On 1/5/24 19:33, James Cook wrote:
On Thu, Jan 04, 2024 at 10:24:18PM +0100, Benjamin Stürz wrote:
Hi ports@,

this is my next little project, after sysutils/lsblk.

apmtop is a simple utility for measuring power consumption
and statistics related to it, in a little TUI interface.
There is still some work to do, but I wanted to see
if anyone would be interested in using/testing this project.

Obviously, this is not (yet) commit-ready, so:
Comments and Suggestions are _very_ welcome!

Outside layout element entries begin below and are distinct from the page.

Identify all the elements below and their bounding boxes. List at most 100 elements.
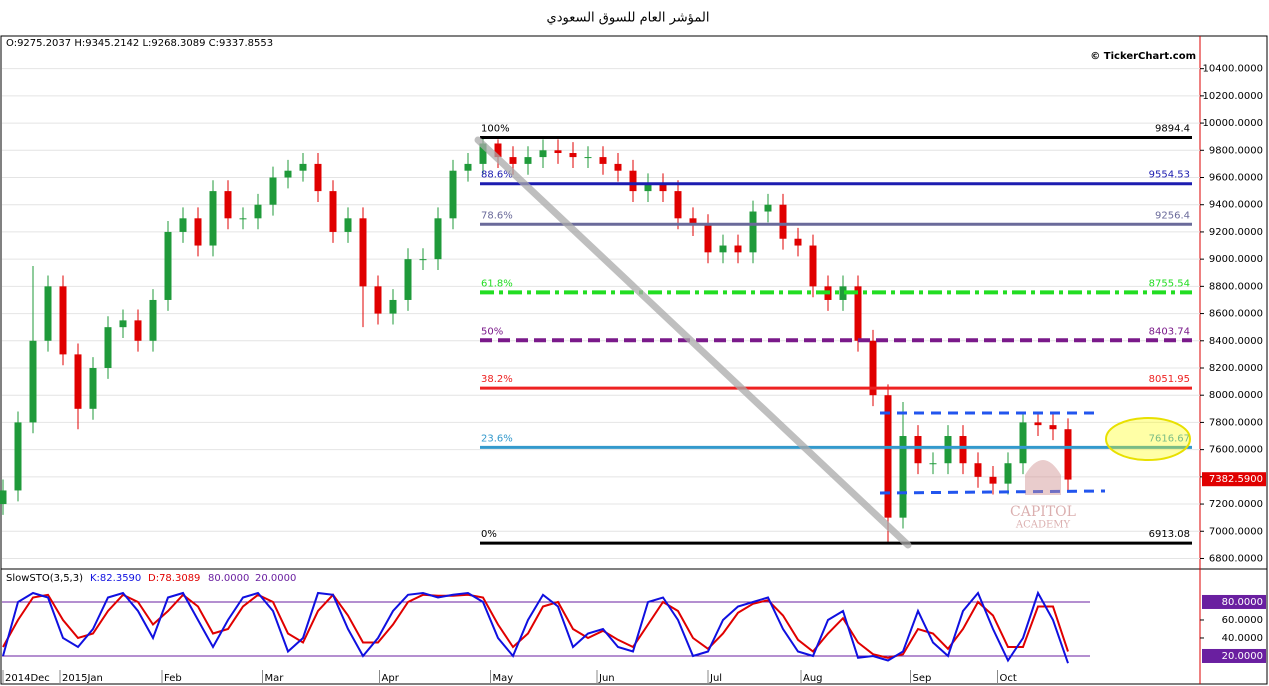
stochastic-panel: SlowSTO(3,5,3) K:82.3590 D:78.3089 80.0000 2…: [2, 573, 1266, 664]
candle-body: [884, 395, 892, 518]
y-tick-label: 7200.0000: [1209, 499, 1263, 510]
x-tick-label: Sep: [913, 673, 932, 684]
y-tick-label: 7800.0000: [1209, 417, 1263, 428]
candle-body: [209, 191, 217, 246]
candle-body: [464, 163, 472, 171]
fib-value: 8051.95: [1149, 374, 1190, 385]
fib-value: 6913.08: [1149, 529, 1190, 540]
candle-body: [0, 490, 7, 505]
x-tick-label: Oct: [1000, 673, 1017, 684]
level-label: 20.0000: [1222, 651, 1263, 662]
fib-pct: 38.2%: [481, 374, 513, 385]
candle-body: [479, 143, 487, 164]
candle-body: [944, 436, 952, 464]
y-tick-label: 10200.0000: [1203, 91, 1263, 102]
indicator-line: [2, 590, 1069, 664]
candle-body: [254, 204, 262, 219]
candle-body: [329, 191, 337, 232]
fib-pct: 100%: [481, 123, 510, 134]
candle-body: [644, 184, 652, 192]
fib-value: 9554.53: [1149, 170, 1190, 181]
candle-body: [404, 259, 412, 300]
trend-line: [474, 136, 912, 549]
level-box: [1202, 648, 1266, 663]
candle-body: [1064, 429, 1072, 480]
candle-body: [749, 211, 757, 253]
price-panel: 6800.00007000.00007200.00007400.00007600…: [0, 64, 1266, 684]
candle-body: [809, 245, 817, 287]
candle-body: [974, 463, 982, 477]
fib-value: 8755.54: [1149, 278, 1190, 289]
indicator-header: D:78.3089: [148, 573, 200, 584]
ohlc-header: O:9275.2037 H:9345.2142 L:9268.3089 C:93…: [6, 38, 273, 49]
x-tick-label: 2014Dec: [5, 673, 50, 684]
fib-value: 9894.4: [1155, 123, 1190, 134]
candle-body: [89, 367, 97, 409]
candle-body: [74, 354, 82, 409]
candle-body: [674, 191, 682, 219]
candle-body: [629, 170, 637, 192]
watermark-text: CAPITOL: [1010, 504, 1076, 520]
y-tick-label: 7600.0000: [1209, 445, 1263, 456]
candle-body: [224, 191, 232, 219]
candle-body: [1034, 422, 1042, 426]
fib-pct: 78.6%: [481, 210, 513, 221]
candle-body: [29, 340, 37, 423]
x-tick-label: 2015Jan: [62, 673, 103, 684]
fib-pct: 0%: [481, 529, 497, 540]
candle-body: [359, 218, 367, 287]
indicator-header: 80.0000: [208, 573, 249, 584]
watermark: CAPITOL ACADEMY: [1010, 460, 1076, 531]
fib-value: 7616.67: [1149, 433, 1190, 444]
candle-body: [344, 218, 352, 232]
indicator-header: SlowSTO(3,5,3): [6, 573, 83, 584]
y-tick-label: 60.0000: [1222, 615, 1263, 626]
candle-body: [869, 340, 877, 396]
candle-body: [1049, 425, 1057, 430]
x-tick-label: Jul: [709, 673, 722, 684]
x-tick-label: Mar: [265, 673, 285, 684]
watermark-text: ACADEMY: [1015, 520, 1071, 531]
candle-body: [269, 177, 277, 205]
candle-body: [959, 436, 967, 464]
candle-body: [119, 320, 127, 328]
y-tick-label: 8600.0000: [1209, 309, 1263, 320]
candle-body: [374, 286, 382, 314]
x-tick-label: Aug: [803, 673, 823, 684]
highlight-ellipse: [1105, 417, 1191, 461]
y-tick-label: 9600.0000: [1209, 173, 1263, 184]
level-box: [1202, 594, 1266, 609]
candle-body: [854, 286, 862, 341]
fib-pct: 50%: [481, 326, 503, 337]
fib-pct: 61.8%: [481, 278, 513, 289]
candle-body: [539, 150, 547, 158]
candle-body: [569, 153, 577, 158]
indicator-line: [2, 593, 1069, 659]
candle-body: [179, 218, 187, 232]
candle-body: [419, 259, 427, 261]
y-tick-label: 9800.0000: [1209, 145, 1263, 156]
y-tick-label: 7000.0000: [1209, 526, 1263, 537]
indicator-header: 20.0000: [255, 573, 296, 584]
candle-body: [284, 170, 292, 178]
candle-body: [1019, 422, 1027, 464]
candle-body: [239, 218, 247, 220]
candle-body: [134, 320, 142, 341]
fib-pct: 23.6%: [481, 433, 513, 444]
candle-body: [299, 163, 307, 171]
candle-body: [104, 327, 112, 368]
y-tick-label: 40.0000: [1222, 633, 1263, 644]
candle-body: [509, 157, 517, 164]
fib-value: 8403.74: [1149, 326, 1190, 337]
y-tick-label: 9200.0000: [1209, 227, 1263, 238]
candle-body: [389, 299, 397, 314]
x-tick-label: Jun: [598, 673, 615, 684]
x-tick-label: Apr: [382, 673, 400, 684]
y-tick-label: 8400.0000: [1209, 336, 1263, 347]
level-label: 80.0000: [1222, 597, 1263, 608]
copyright: © TickerChart.com: [1090, 51, 1196, 62]
y-tick-label: 8800.0000: [1209, 281, 1263, 292]
candle-body: [494, 143, 502, 158]
last-price-label: 7382.5900: [1209, 474, 1263, 485]
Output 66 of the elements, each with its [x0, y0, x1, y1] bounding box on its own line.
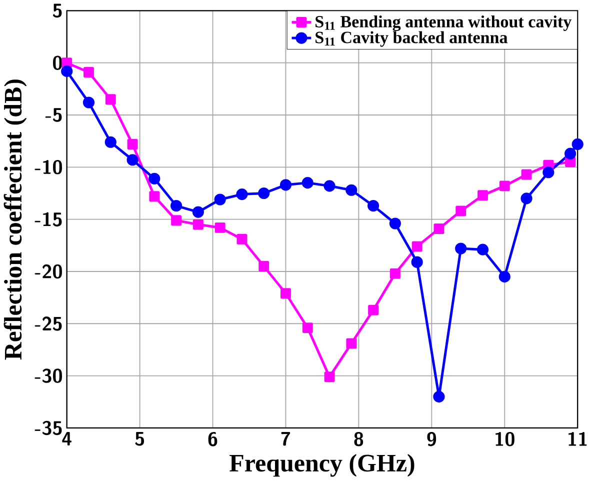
y-tick-label: 5 [52, 4, 62, 18]
point [476, 244, 489, 256]
point [390, 268, 400, 280]
point [324, 180, 336, 192]
point [84, 67, 94, 78]
point [433, 391, 445, 403]
y-tick-label: -35 [34, 421, 62, 436]
point [105, 94, 116, 105]
point [149, 191, 160, 202]
point [389, 218, 401, 230]
legend-label: S$_{11}$ Cavity backed antenna [316, 32, 508, 47]
point [542, 166, 554, 178]
point [368, 305, 379, 316]
point [258, 188, 270, 200]
point [280, 179, 292, 191]
point [564, 148, 576, 160]
point [148, 173, 160, 185]
point [236, 234, 248, 245]
point [192, 220, 204, 230]
legend-label: S$_{11}$ Bending antenna without cavity [316, 16, 572, 32]
x-axis-title: Frequency (GHz) [230, 454, 414, 477]
point [170, 200, 182, 212]
point [455, 242, 467, 255]
point [520, 192, 532, 204]
point [572, 138, 584, 150]
point [214, 194, 226, 206]
point [104, 136, 116, 148]
y-tick-label: -5 [45, 108, 62, 122]
point [521, 169, 532, 180]
x-tick-label: 4 [62, 432, 72, 446]
y-tick-label: -10 [34, 160, 62, 175]
point [214, 222, 226, 234]
point [258, 261, 270, 272]
x-tick-label: 6 [208, 432, 218, 446]
point [171, 215, 182, 226]
point [346, 338, 357, 349]
point [82, 96, 95, 109]
x-tick-label: 8 [354, 432, 364, 446]
y-tick-label: -30 [34, 368, 62, 384]
y-tick-label: -25 [34, 316, 62, 331]
point [302, 177, 314, 189]
y-tick-label: -20 [34, 264, 62, 279]
x-tick-label: 5 [135, 432, 144, 446]
point [302, 322, 313, 334]
x-tick-label: 10 [495, 432, 514, 446]
point [324, 372, 335, 382]
point [411, 256, 423, 268]
point [346, 184, 358, 196]
x-tick-label: 9 [427, 432, 436, 446]
point [478, 190, 488, 201]
point [456, 206, 466, 216]
point [127, 139, 138, 150]
point [498, 271, 510, 283]
x-tick-label: 11 [568, 432, 587, 446]
point [126, 154, 138, 166]
point [61, 66, 73, 78]
point [280, 288, 291, 299]
point [192, 206, 204, 218]
point [434, 224, 444, 234]
point [236, 188, 248, 200]
point [412, 241, 422, 252]
y-axis-title: Reflection coeffecient (dB) [4, 80, 27, 360]
point [368, 200, 380, 212]
y-tick-label: -15 [34, 212, 62, 227]
x-tick-label: 7 [281, 432, 290, 446]
point [499, 180, 510, 192]
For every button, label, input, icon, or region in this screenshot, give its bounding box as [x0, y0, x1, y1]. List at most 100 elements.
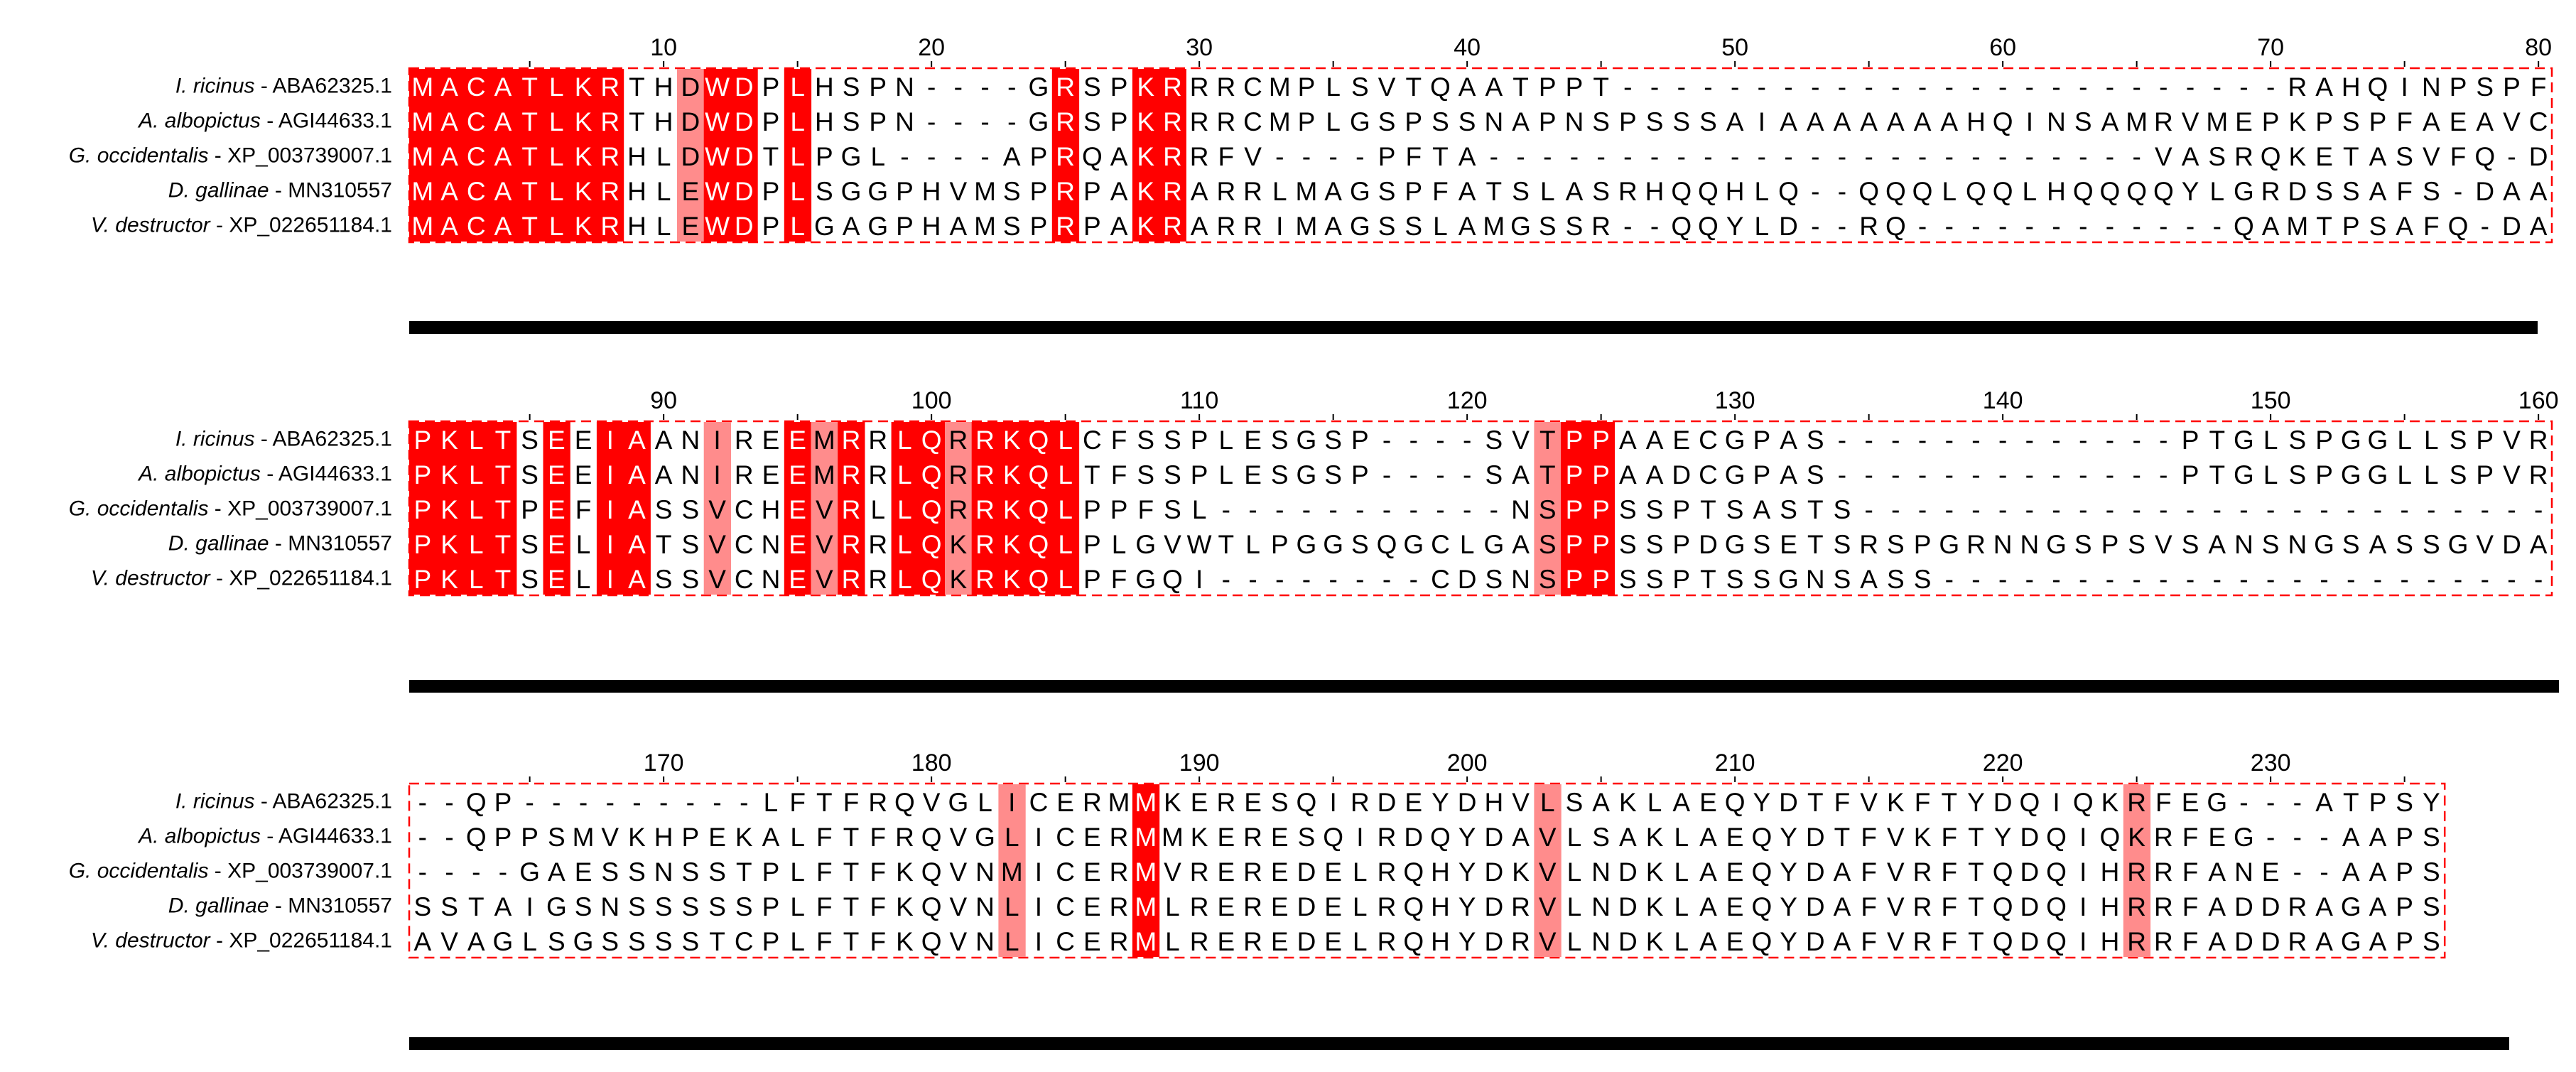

WWW: https://got.stuerz.xyz/?action=summary&path=apmtop.git

PS:
The keybindings are in the README.md, until I write a man page.

Happy new year,
Benjamin Stürz

Thanks, I tried it out on my laptop.
Thanks for trying.

The BAT and PWR displays always show 0% and 0mW respectively as far as I can tell. Note "apm -l" can show my batter percentage so I guess that at least should be possible to get right. dmesg below in case it's useful.
Now it's fixed.
I forgot to unveil("/dev/apm", "r").
See attached port.

CPU percentage is lower than what "top -1" shows. E.g. with
"++$x while 1" running in a perl repl, top -1 shows 19% user but your tool shows about 10%. I don't know which is more accurate, so this isn't necessarily a complaint.
Try with a different delay, maybe the same one as top uses.
Use `apmtop -d DELAY` with DELAY being measured in tenths of seconds.
e.g. `apmtop -d 10` refreshes every second.

CPU frequency looks plausible. Temperature is at least changing (went from 32 C to 33 C); not sure if it's accurate.
I'll look into that.

Nice utility! Don't know if I'll use it since I like to squeeze such things into my status bar, but maybe I can learn from it. One annoyance: xterm flashes on every update as the TUI is redrawn, which is distracting when I'm trying to look at something else.
I too put these things into my status bar,
but I wanted to have a nice graph,
to make optimizing battery life a little easier.